Answer: I hear your sadness and confusion after your online chatting with an unknown man. The internet is a great resource for us but it also poses many problems and challenges. One of the primary challenges is trying to relate or get to know someone solely through this means of communication.
First you need to trust yourself. Your initial reaction to talking to this individual was that you did not trust him. It is always important to listen to your instincts. I agree with your approach of not providing a strange man over the internet phone numbers, addresses, personal information, etc. You had several very legitimate reasons to be very hesitant about pursuing this relationship and your choice was initially not to.
You raised the issue of the 15 year age difference between you. This is a large age difference between any two people. In your situation it’s an age difference between someone in the youth stage of their life versus someone approaching midlife which makes this 15 year difference even larger. The difference between a 40 year old and a 55 year old is much less because both have lived many years in adult life, they have solidified their identities, their values, their wishes and dreams, etc.
Clearly you were flattered by his attention and hoped to maintain this online relationship. It is important to realize that you did not respond to any of his overtures and he chose to move on. The trigger for your emotional reaction was the withdrawal of his attention towards you. The intensity of your feelings are related to loss and feelings of rejection. Have you had other negative experiences in your life like this?

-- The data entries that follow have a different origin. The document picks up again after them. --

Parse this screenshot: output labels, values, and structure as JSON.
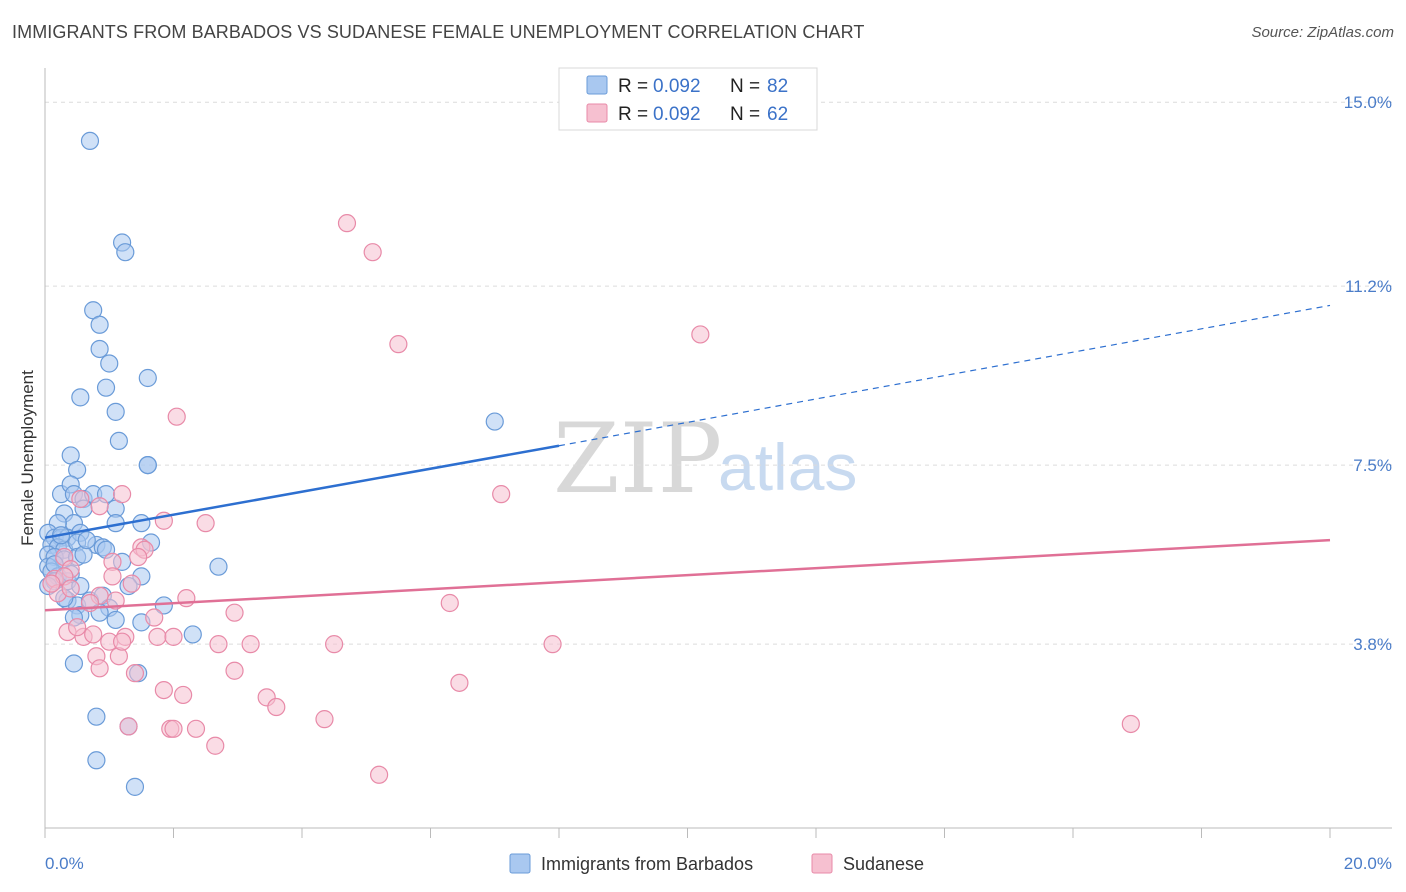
{
  "header": {
    "title": "IMMIGRANTS FROM BARBADOS VS SUDANESE FEMALE UNEMPLOYMENT CORRELATION CHART",
    "source": "Source: ZipAtlas.com"
  },
  "watermark": {
    "zip": "ZIP",
    "atlas": "atlas"
  },
  "colors": {
    "blue_fill": "#a9c8f0",
    "blue_stroke": "#6a9bd8",
    "blue_line": "#2d6fd0",
    "pink_fill": "#f6c0d0",
    "pink_stroke": "#e88aa8",
    "pink_line": "#e07096",
    "grid": "#dcdcdc",
    "axis_text": "#4a7cc8"
  },
  "legend": {
    "rows": [
      {
        "r_label": "R = ",
        "r_value": "0.092",
        "n_label": "N = ",
        "n_value": "82"
      },
      {
        "r_label": "R = ",
        "r_value": "0.092",
        "n_label": "N = ",
        "n_value": "62"
      }
    ]
  },
  "chart_data": {
    "type": "scatter",
    "title": "IMMIGRANTS FROM BARBADOS VS SUDANESE FEMALE UNEMPLOYMENT CORRELATION CHART",
    "xlabel": "",
    "ylabel": "Female Unemployment",
    "xlim": [
      0,
      20
    ],
    "ylim": [
      0,
      15.5
    ],
    "x_tick_labels": [
      "0.0%",
      "20.0%"
    ],
    "y_ticks": [
      3.8,
      7.5,
      11.2,
      15.0
    ],
    "y_tick_labels": [
      "3.8%",
      "7.5%",
      "11.2%",
      "15.0%"
    ],
    "grid": true,
    "series": [
      {
        "name": "Immigrants from Barbados",
        "color": "blue",
        "trend": {
          "x0": 0,
          "y0": 6.0,
          "x1": 8.0,
          "y1": 7.9,
          "x_dash_end": 20,
          "y_dash_end": 10.8
        },
        "points": [
          [
            0.7,
            14.2
          ],
          [
            1.2,
            12.1
          ],
          [
            1.25,
            11.9
          ],
          [
            0.75,
            10.7
          ],
          [
            0.85,
            10.4
          ],
          [
            0.85,
            9.9
          ],
          [
            1.0,
            9.6
          ],
          [
            1.6,
            9.3
          ],
          [
            0.55,
            8.9
          ],
          [
            0.95,
            9.1
          ],
          [
            1.1,
            8.6
          ],
          [
            7.0,
            8.4
          ],
          [
            1.15,
            8.0
          ],
          [
            0.4,
            7.7
          ],
          [
            0.5,
            7.4
          ],
          [
            1.6,
            7.5
          ],
          [
            1.6,
            7.5
          ],
          [
            0.25,
            6.9
          ],
          [
            0.4,
            7.1
          ],
          [
            0.45,
            6.9
          ],
          [
            0.6,
            6.8
          ],
          [
            0.75,
            6.9
          ],
          [
            0.95,
            6.9
          ],
          [
            0.3,
            6.5
          ],
          [
            0.45,
            6.3
          ],
          [
            0.6,
            6.6
          ],
          [
            1.1,
            6.6
          ],
          [
            0.2,
            6.3
          ],
          [
            1.1,
            6.3
          ],
          [
            1.5,
            6.3
          ],
          [
            0.05,
            6.1
          ],
          [
            0.15,
            6.0
          ],
          [
            0.25,
            6.0
          ],
          [
            0.35,
            6.0
          ],
          [
            0.55,
            6.1
          ],
          [
            0.1,
            5.85
          ],
          [
            0.2,
            5.8
          ],
          [
            0.3,
            5.75
          ],
          [
            0.5,
            5.9
          ],
          [
            0.8,
            5.85
          ],
          [
            0.9,
            5.8
          ],
          [
            0.95,
            5.75
          ],
          [
            1.65,
            5.9
          ],
          [
            0.05,
            5.65
          ],
          [
            0.15,
            5.6
          ],
          [
            0.3,
            5.55
          ],
          [
            0.5,
            5.6
          ],
          [
            0.6,
            5.65
          ],
          [
            1.2,
            5.5
          ],
          [
            0.05,
            5.4
          ],
          [
            0.1,
            5.3
          ],
          [
            0.2,
            5.2
          ],
          [
            0.35,
            5.1
          ],
          [
            0.55,
            5.0
          ],
          [
            1.5,
            5.2
          ],
          [
            2.7,
            5.4
          ],
          [
            0.15,
            5.1
          ],
          [
            0.05,
            5.0
          ],
          [
            1.3,
            5.0
          ],
          [
            0.35,
            4.7
          ],
          [
            0.5,
            4.6
          ],
          [
            0.7,
            4.7
          ],
          [
            0.9,
            4.8
          ],
          [
            1.0,
            4.55
          ],
          [
            0.55,
            4.4
          ],
          [
            0.45,
            4.35
          ],
          [
            1.1,
            4.3
          ],
          [
            1.5,
            4.25
          ],
          [
            1.85,
            4.6
          ],
          [
            2.3,
            4.0
          ],
          [
            0.45,
            3.4
          ],
          [
            1.45,
            3.2
          ],
          [
            0.8,
            2.3
          ],
          [
            1.3,
            2.1
          ],
          [
            0.8,
            1.4
          ],
          [
            1.4,
            0.85
          ],
          [
            0.25,
            6.05
          ],
          [
            0.65,
            5.95
          ],
          [
            0.15,
            5.45
          ],
          [
            0.4,
            5.25
          ],
          [
            0.3,
            4.75
          ],
          [
            0.85,
            4.45
          ]
        ]
      },
      {
        "name": "Sudanese",
        "color": "pink",
        "trend": {
          "x0": 0,
          "y0": 4.5,
          "x1": 20,
          "y1": 5.95
        },
        "points": [
          [
            4.7,
            12.5
          ],
          [
            5.1,
            11.9
          ],
          [
            5.5,
            10.0
          ],
          [
            10.2,
            10.2
          ],
          [
            2.05,
            8.5
          ],
          [
            7.1,
            6.9
          ],
          [
            1.2,
            6.9
          ],
          [
            2.5,
            6.3
          ],
          [
            1.85,
            6.35
          ],
          [
            0.55,
            6.8
          ],
          [
            0.85,
            6.65
          ],
          [
            1.5,
            5.8
          ],
          [
            1.55,
            5.75
          ],
          [
            1.45,
            5.6
          ],
          [
            0.3,
            5.6
          ],
          [
            0.4,
            5.35
          ],
          [
            1.05,
            5.5
          ],
          [
            1.05,
            5.2
          ],
          [
            1.35,
            5.05
          ],
          [
            0.15,
            5.15
          ],
          [
            0.3,
            5.2
          ],
          [
            0.2,
            4.85
          ],
          [
            0.4,
            4.95
          ],
          [
            0.85,
            4.8
          ],
          [
            0.7,
            4.65
          ],
          [
            1.1,
            4.7
          ],
          [
            2.2,
            4.75
          ],
          [
            6.3,
            4.65
          ],
          [
            1.7,
            4.35
          ],
          [
            2.95,
            4.45
          ],
          [
            0.35,
            4.05
          ],
          [
            0.6,
            3.95
          ],
          [
            0.75,
            4.0
          ],
          [
            1.0,
            3.85
          ],
          [
            1.25,
            3.95
          ],
          [
            1.75,
            3.95
          ],
          [
            2.0,
            3.95
          ],
          [
            2.7,
            3.8
          ],
          [
            3.2,
            3.8
          ],
          [
            4.5,
            3.8
          ],
          [
            7.9,
            3.8
          ],
          [
            0.8,
            3.55
          ],
          [
            1.15,
            3.55
          ],
          [
            0.85,
            3.3
          ],
          [
            2.95,
            3.25
          ],
          [
            1.4,
            3.2
          ],
          [
            6.45,
            3.0
          ],
          [
            1.85,
            2.85
          ],
          [
            2.15,
            2.75
          ],
          [
            3.45,
            2.7
          ],
          [
            3.6,
            2.5
          ],
          [
            4.35,
            2.25
          ],
          [
            1.3,
            2.1
          ],
          [
            1.95,
            2.05
          ],
          [
            2.0,
            2.05
          ],
          [
            2.35,
            2.05
          ],
          [
            16.9,
            2.15
          ],
          [
            2.65,
            1.7
          ],
          [
            5.2,
            1.1
          ],
          [
            0.1,
            5.05
          ],
          [
            0.5,
            4.15
          ],
          [
            1.2,
            3.85
          ]
        ]
      }
    ]
  },
  "bottom_legend": {
    "items": [
      {
        "label": "Immigrants from Barbados"
      },
      {
        "label": "Sudanese"
      }
    ]
  }
}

The reality is that this is an individual who you found randomly online, whom you did not know, had never seen, and had some very preliminary conversations with. Your feelings fall more in the category of initial curiosity and infatuation rather than feelings based on companionship, friendship, or someone you love. I think it is important at this time in your life to clarify who you are and what type of people you want to include in your life. Over my many years in practice whenever I see an individual trying to “make a relationship work” or working at it harder than the other person, I always counsel clients that this is of significance and that a healthy intimate relationship should not require work and grow and develop naturally. If you’re looking for further guidance I think this is a good jumping off point for counseling which would lead to the resolution of your grief, clarification of your values, and improve the quality of your future relationships.